The guy’s name was Crapps Dingle?!? And his son had his name changed to Negro Dingle. Wow, this is an object lesson about how much one man hated his slave name and the lengths he would go to in order to disassociate himself from it.
“With the end of the Civil War, slaves – whose surnames, if they had one, indicated their ownership – were able to choose names of their own. At the time, Washington was probably the best-known and revered name a person could take. The modern legacy of those countless choices is that better than 90 percent of all Americans named Washington [in 2002] are black, according to David Word, a Census Bureau demographer…. It is the common American name whose bearer is most likely to be black…. The rush to choose the name Washington began even before 1865. When the African American Civil War Memorial, which lists the names of the more than 200,000 United States Colored Troops, was unveiled in Washington, D.C. in 1998, Edwin Washington of the Afro-American Historical and Genealogical Society calculated that 1,885 of those soldiers were named Washington.

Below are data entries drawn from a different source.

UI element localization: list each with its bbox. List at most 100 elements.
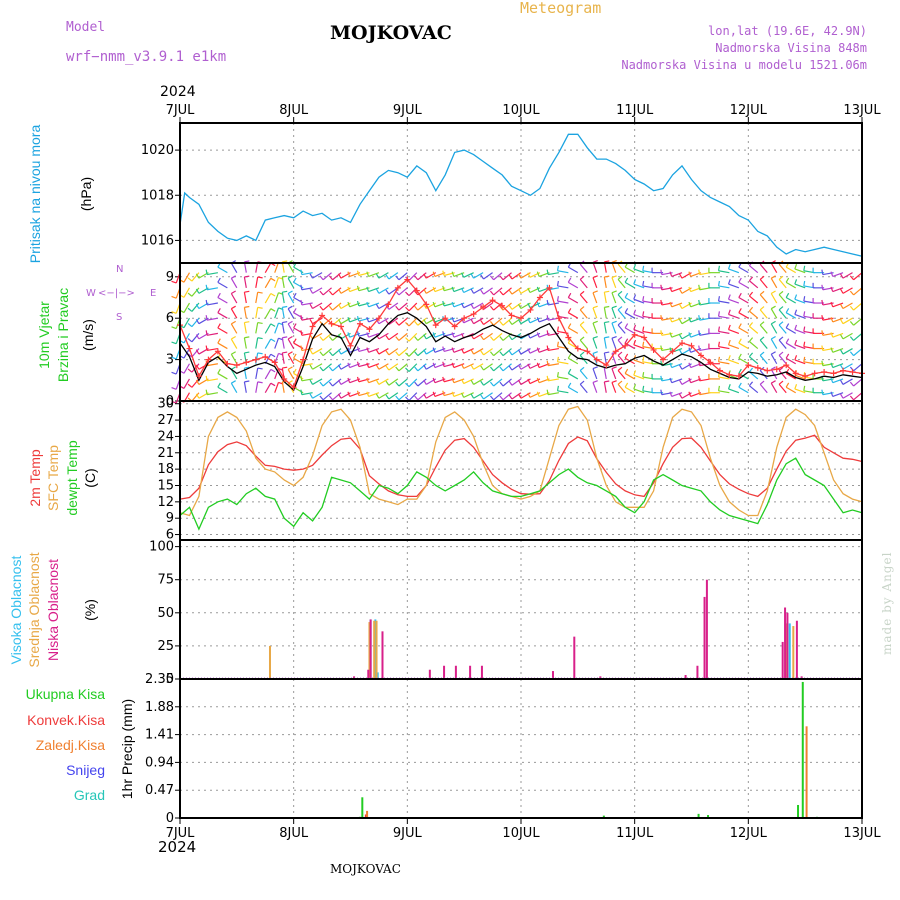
wind-barb	[536, 362, 540, 368]
wind-barb	[508, 320, 513, 325]
wind-barb	[821, 269, 824, 275]
wind-barb	[748, 306, 754, 312]
wind-barb	[171, 400, 177, 404]
wind-barb	[319, 395, 324, 401]
gust-point	[442, 315, 449, 322]
wind-barb	[592, 335, 598, 339]
wind-barb	[442, 346, 445, 352]
wind-barb	[480, 380, 485, 386]
wind-barb	[579, 366, 585, 371]
high_cloud-bar	[376, 672, 379, 679]
gust-point	[432, 322, 439, 329]
wind-barb	[785, 357, 796, 365]
wind-barb	[483, 302, 493, 310]
wind-barb	[517, 364, 522, 370]
wind-barb	[717, 341, 721, 347]
wind-barb	[368, 363, 380, 369]
wind-barb	[778, 354, 787, 365]
wind-barb	[312, 378, 323, 385]
wind-barb	[759, 263, 768, 274]
low_cloud-bar	[781, 641, 784, 679]
wind-barb	[489, 336, 495, 341]
wind-barb	[611, 307, 617, 319]
wind-barb	[255, 367, 259, 380]
wind-barb	[388, 302, 399, 310]
wind-barb	[738, 292, 742, 298]
wind-barb	[217, 386, 228, 394]
wind-barb	[738, 342, 749, 350]
wind-barb	[592, 351, 598, 354]
wind-barb	[778, 306, 784, 311]
wind-barb	[547, 347, 559, 352]
wind-barb	[231, 290, 236, 295]
wind-barb	[671, 392, 683, 398]
wind-barb	[442, 331, 445, 337]
wind-barb	[832, 302, 844, 308]
wind-barb	[718, 285, 730, 289]
wind-barb	[385, 274, 390, 280]
wind-barb	[511, 348, 522, 356]
gust-point	[783, 362, 790, 369]
wind-barb	[347, 317, 351, 323]
wind-barb	[378, 332, 389, 340]
wind-barb	[785, 323, 790, 329]
y-tick-label: 75	[157, 573, 174, 588]
wind-barb	[642, 326, 645, 332]
wind-barb	[287, 290, 293, 295]
gust-point	[413, 287, 420, 294]
wind-barb	[853, 317, 863, 326]
gust-point	[735, 373, 742, 380]
wind-barb	[556, 326, 559, 332]
wind-barb	[839, 303, 844, 309]
wind-barb	[470, 273, 475, 279]
wind-barb	[206, 302, 218, 306]
wind-barb	[778, 263, 787, 274]
low_cloud-bar	[469, 665, 472, 679]
wind-barb	[794, 283, 806, 289]
wind-barb	[231, 336, 236, 340]
wind-barb	[748, 310, 759, 319]
wind-barb	[191, 332, 200, 343]
wind-barb	[556, 356, 559, 362]
wind-barb	[287, 366, 293, 370]
wind-barb	[414, 305, 419, 311]
wind-barb	[717, 326, 721, 332]
wind-barb	[388, 317, 399, 326]
gust-point	[328, 320, 335, 327]
wind-barb	[312, 332, 323, 340]
wind-barb	[557, 376, 569, 380]
wind-barb	[536, 377, 540, 383]
wind-barb	[748, 371, 759, 380]
wind-barb	[463, 302, 474, 309]
wind-barb	[617, 309, 626, 319]
wind-barb	[727, 355, 731, 361]
y-tick-label: 2.35	[145, 672, 174, 687]
wind-barb	[183, 378, 190, 389]
wind-barb	[770, 308, 778, 319]
wind-barb	[527, 287, 531, 293]
wind-barb	[319, 290, 324, 296]
wind-barb	[414, 336, 419, 341]
wind-barb	[328, 275, 334, 281]
gust-point	[546, 284, 553, 291]
wind-barb	[669, 271, 673, 277]
wind-barb	[301, 347, 313, 352]
wind-barb	[470, 364, 475, 370]
wind-barb	[849, 336, 855, 341]
wind-barb	[842, 317, 853, 325]
wind-barb	[375, 288, 380, 294]
wind-barb	[728, 388, 740, 394]
low_cloud-bar	[551, 671, 554, 679]
wind-barb	[748, 367, 754, 373]
gust-point	[394, 284, 401, 291]
wind-barb	[319, 351, 324, 357]
wind-barb	[301, 392, 313, 396]
legend-frz-precip: Zaledj.Kisa	[35, 737, 105, 753]
wind-barb	[405, 396, 410, 401]
wind-barb	[408, 332, 418, 342]
wind-barb	[794, 268, 806, 274]
wind-barb	[611, 277, 617, 289]
wind-barb	[183, 302, 190, 313]
wind-barb	[414, 381, 419, 387]
wind-barb	[624, 297, 635, 304]
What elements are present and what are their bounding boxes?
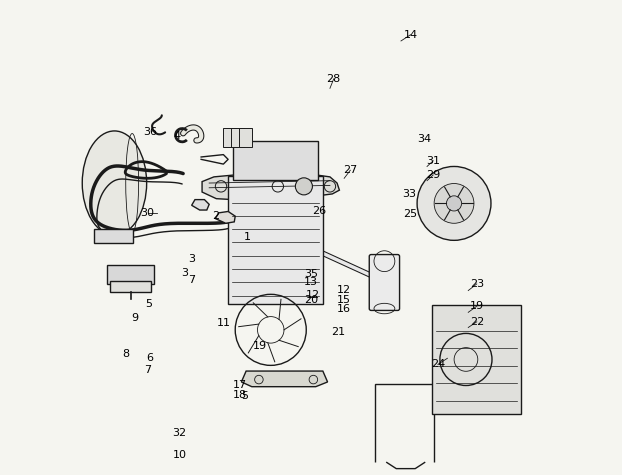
Polygon shape xyxy=(202,172,340,200)
Text: 5: 5 xyxy=(146,299,152,309)
Text: 1: 1 xyxy=(244,232,251,243)
FancyBboxPatch shape xyxy=(233,141,318,180)
Text: 25: 25 xyxy=(404,209,417,219)
Text: 34: 34 xyxy=(417,134,432,144)
Circle shape xyxy=(447,196,462,211)
Text: 5: 5 xyxy=(241,391,248,401)
FancyBboxPatch shape xyxy=(239,128,252,147)
Text: 31: 31 xyxy=(426,156,440,166)
Circle shape xyxy=(295,178,312,195)
Text: 21: 21 xyxy=(332,327,346,337)
Text: 3: 3 xyxy=(188,254,195,264)
Text: 35: 35 xyxy=(304,269,318,279)
Text: 22: 22 xyxy=(470,317,484,327)
Text: 28: 28 xyxy=(327,74,341,84)
Text: 12: 12 xyxy=(337,285,351,294)
FancyBboxPatch shape xyxy=(228,176,323,304)
Text: 16: 16 xyxy=(337,304,351,314)
FancyBboxPatch shape xyxy=(109,281,151,293)
Text: 32: 32 xyxy=(172,428,187,437)
FancyBboxPatch shape xyxy=(231,128,244,147)
Text: 19: 19 xyxy=(253,342,267,352)
Text: 10: 10 xyxy=(172,450,187,460)
Text: 3: 3 xyxy=(181,268,188,278)
Text: 29: 29 xyxy=(426,170,440,180)
Circle shape xyxy=(417,166,491,240)
FancyBboxPatch shape xyxy=(432,305,521,414)
Text: 9: 9 xyxy=(131,313,138,323)
Text: 18: 18 xyxy=(233,390,247,400)
FancyBboxPatch shape xyxy=(369,255,399,311)
Text: 12: 12 xyxy=(306,290,320,300)
Text: 11: 11 xyxy=(216,318,230,328)
FancyBboxPatch shape xyxy=(223,128,236,147)
Circle shape xyxy=(434,183,474,223)
Text: 4: 4 xyxy=(174,131,181,141)
Text: 20: 20 xyxy=(304,295,318,305)
Text: 27: 27 xyxy=(343,165,358,175)
FancyBboxPatch shape xyxy=(94,228,133,243)
Text: 13: 13 xyxy=(304,277,318,287)
Text: 33: 33 xyxy=(402,189,417,199)
Text: 6: 6 xyxy=(146,353,154,363)
Text: 26: 26 xyxy=(312,207,327,217)
Text: 30: 30 xyxy=(141,208,155,218)
Text: 7: 7 xyxy=(188,275,195,285)
Text: 15: 15 xyxy=(337,295,351,305)
Text: 36: 36 xyxy=(143,127,157,137)
Text: 2: 2 xyxy=(211,211,219,221)
Text: 14: 14 xyxy=(404,30,417,40)
Text: 8: 8 xyxy=(122,349,129,359)
FancyBboxPatch shape xyxy=(107,266,154,285)
Text: 24: 24 xyxy=(431,360,445,370)
Text: 23: 23 xyxy=(470,279,484,289)
Polygon shape xyxy=(241,371,328,387)
Polygon shape xyxy=(192,200,209,210)
Ellipse shape xyxy=(82,131,147,235)
Text: 17: 17 xyxy=(233,380,247,390)
Text: 19: 19 xyxy=(470,301,484,311)
Polygon shape xyxy=(215,211,235,223)
Text: 7: 7 xyxy=(144,365,151,375)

Nearly half of them were named George Washington. Another 15 were named General Washington.”
Jonathan Tilove, “A lot of Washingtons make black history,” The Plain Dealer (Cleveland, Feb. 13, 2002), pp. A1, A15.
At the time G. Washingtons forebears emigrated the town of Washington was very small (it’s been expanded a lot since the 1960’s), so there probably weren’t many people of that name to start with.